Double taxation is a significant financial issue that can pose a serious obstacle for corporations, expats, and freelancers. However, its impact can be significantly reduced once you understand why it happens and what tools you have to protect your income.

Depending on your goals or situation, you may choose to structure your business differently, claim a tax credit, or even reinvest the profits into your corporation to mitigate the drawbacks of double taxation. Be mindful of the rules and laws (especially if you’re conducting business internationally), and you’ll remain fully compliant while operating at maximum financial efficiency.

What is Double Taxation FAQs

#1. Can international income be taxed twice?

Yes, international income can be taxed twice because the U.S. taxes its citizens based on citizenship, while some countries tax based on residency. As a result, an American working and residing in a foreign country may have to pay tax there, as well as to the U.S. government.

#2. Is self-employment tax double taxation?

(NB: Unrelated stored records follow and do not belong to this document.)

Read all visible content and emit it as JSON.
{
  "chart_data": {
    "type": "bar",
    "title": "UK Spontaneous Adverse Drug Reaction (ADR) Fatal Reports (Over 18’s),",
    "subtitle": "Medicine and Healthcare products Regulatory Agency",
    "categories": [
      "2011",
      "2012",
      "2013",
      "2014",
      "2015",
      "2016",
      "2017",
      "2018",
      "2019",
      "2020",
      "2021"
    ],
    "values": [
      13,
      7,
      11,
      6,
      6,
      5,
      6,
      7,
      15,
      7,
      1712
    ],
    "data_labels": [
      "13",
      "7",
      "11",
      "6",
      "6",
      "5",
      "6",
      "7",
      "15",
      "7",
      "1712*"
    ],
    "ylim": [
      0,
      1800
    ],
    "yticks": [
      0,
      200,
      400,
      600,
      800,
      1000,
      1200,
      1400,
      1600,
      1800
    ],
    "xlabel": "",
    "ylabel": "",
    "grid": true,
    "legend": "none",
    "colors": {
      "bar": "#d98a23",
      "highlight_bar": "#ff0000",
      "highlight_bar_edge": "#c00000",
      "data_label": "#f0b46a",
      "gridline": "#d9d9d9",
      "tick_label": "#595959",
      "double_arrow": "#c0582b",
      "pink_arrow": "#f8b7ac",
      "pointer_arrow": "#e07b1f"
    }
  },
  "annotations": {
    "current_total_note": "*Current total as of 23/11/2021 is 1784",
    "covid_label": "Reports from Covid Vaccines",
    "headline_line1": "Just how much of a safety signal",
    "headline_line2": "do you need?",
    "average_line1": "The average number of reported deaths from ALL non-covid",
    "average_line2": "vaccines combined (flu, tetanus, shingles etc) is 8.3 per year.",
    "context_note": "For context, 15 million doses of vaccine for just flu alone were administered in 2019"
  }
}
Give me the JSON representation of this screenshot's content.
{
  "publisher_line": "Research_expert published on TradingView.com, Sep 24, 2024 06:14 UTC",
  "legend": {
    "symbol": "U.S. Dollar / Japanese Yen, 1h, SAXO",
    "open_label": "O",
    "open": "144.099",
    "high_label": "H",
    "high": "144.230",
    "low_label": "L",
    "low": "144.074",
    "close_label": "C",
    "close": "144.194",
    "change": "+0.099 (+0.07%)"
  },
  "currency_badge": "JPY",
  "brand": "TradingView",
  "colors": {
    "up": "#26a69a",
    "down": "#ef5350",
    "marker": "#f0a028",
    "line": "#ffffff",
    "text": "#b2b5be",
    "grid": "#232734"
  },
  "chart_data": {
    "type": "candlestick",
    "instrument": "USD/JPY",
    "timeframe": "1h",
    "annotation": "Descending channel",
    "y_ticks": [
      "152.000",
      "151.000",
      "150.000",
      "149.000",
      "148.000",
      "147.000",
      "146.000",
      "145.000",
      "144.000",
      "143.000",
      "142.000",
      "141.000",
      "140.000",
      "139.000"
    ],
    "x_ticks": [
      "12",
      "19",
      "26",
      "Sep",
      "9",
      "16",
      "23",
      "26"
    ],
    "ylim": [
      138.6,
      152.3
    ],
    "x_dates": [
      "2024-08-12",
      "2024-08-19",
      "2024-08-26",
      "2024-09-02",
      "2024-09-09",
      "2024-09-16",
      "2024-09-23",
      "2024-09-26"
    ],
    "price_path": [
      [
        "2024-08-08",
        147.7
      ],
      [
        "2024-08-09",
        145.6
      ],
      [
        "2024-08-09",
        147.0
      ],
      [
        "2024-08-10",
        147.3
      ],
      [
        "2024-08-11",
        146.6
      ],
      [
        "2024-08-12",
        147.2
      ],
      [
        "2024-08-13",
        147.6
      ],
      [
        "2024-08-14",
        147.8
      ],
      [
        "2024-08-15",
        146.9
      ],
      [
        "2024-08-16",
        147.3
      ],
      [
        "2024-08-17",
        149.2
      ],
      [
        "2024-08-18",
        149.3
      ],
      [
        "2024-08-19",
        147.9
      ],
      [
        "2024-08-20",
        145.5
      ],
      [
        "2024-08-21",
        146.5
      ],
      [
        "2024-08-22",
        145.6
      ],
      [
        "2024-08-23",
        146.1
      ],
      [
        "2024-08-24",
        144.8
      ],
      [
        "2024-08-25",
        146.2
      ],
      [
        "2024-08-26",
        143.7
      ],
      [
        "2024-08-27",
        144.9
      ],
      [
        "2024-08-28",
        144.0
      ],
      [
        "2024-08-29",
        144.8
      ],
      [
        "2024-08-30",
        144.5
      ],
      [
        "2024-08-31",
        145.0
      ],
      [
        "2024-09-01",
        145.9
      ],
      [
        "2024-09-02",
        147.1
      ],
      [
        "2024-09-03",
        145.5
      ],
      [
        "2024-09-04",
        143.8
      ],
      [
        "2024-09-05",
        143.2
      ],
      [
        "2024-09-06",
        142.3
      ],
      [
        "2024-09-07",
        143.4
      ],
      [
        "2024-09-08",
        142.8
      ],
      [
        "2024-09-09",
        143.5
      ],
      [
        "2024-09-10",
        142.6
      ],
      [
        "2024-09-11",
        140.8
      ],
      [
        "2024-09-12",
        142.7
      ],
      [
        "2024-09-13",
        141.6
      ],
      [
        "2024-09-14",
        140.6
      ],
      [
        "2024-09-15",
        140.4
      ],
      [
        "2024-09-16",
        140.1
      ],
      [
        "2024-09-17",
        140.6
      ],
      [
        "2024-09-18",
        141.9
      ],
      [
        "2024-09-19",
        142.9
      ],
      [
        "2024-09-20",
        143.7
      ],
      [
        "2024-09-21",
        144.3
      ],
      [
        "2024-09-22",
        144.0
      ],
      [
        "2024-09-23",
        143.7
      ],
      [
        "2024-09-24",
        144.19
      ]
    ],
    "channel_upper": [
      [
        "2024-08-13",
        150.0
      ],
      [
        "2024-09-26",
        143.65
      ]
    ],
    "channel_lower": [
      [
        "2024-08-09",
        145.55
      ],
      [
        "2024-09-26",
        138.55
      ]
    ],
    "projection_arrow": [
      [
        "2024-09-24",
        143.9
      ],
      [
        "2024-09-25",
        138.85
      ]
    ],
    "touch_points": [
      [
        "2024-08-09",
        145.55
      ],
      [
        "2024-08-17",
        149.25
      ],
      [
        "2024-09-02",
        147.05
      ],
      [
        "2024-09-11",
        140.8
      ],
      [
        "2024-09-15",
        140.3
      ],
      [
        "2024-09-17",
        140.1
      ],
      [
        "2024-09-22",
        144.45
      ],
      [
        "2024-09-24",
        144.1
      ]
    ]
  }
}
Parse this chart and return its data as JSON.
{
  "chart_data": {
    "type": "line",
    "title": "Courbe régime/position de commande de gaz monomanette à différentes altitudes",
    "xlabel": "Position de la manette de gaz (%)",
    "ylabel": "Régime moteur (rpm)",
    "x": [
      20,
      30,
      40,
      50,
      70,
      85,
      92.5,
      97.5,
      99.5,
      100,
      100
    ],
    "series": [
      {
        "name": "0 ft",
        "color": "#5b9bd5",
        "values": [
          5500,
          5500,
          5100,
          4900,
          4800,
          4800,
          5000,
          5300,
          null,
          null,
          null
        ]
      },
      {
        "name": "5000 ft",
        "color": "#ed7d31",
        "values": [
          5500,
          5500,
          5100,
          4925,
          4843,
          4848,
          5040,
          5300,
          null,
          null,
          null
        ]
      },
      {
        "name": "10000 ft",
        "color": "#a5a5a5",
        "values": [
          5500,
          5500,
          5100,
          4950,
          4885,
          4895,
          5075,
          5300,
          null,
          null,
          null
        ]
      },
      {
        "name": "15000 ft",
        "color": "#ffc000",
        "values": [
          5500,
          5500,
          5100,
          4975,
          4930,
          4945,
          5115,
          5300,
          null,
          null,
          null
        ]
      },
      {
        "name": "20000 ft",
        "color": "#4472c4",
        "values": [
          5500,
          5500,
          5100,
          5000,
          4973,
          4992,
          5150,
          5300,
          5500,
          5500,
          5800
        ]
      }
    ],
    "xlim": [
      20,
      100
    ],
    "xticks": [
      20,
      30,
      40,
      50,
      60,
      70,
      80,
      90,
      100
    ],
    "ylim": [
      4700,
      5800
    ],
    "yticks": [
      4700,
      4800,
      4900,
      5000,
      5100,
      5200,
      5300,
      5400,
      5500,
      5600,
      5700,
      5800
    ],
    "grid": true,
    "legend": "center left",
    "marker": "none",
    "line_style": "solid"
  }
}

No, self-employment tax isn’t double taxation. Instead, self-employment tax involves paying both the employer’s and employee’s shares of Social Security and Medicare taxes. However, you have to pay attention not to overpay Social Security taxes if you have both self-employment and W-2 income.

#3. Do S corporations face double taxation?

No, S corporations do not face double taxation. Unlike C corporations, S corporations are pass-through entities. Business profits aren’t subject to corporate tax and are directly passed to shareholders. Shareholders are then required to report income on their personal tax returns and pay taxes only once.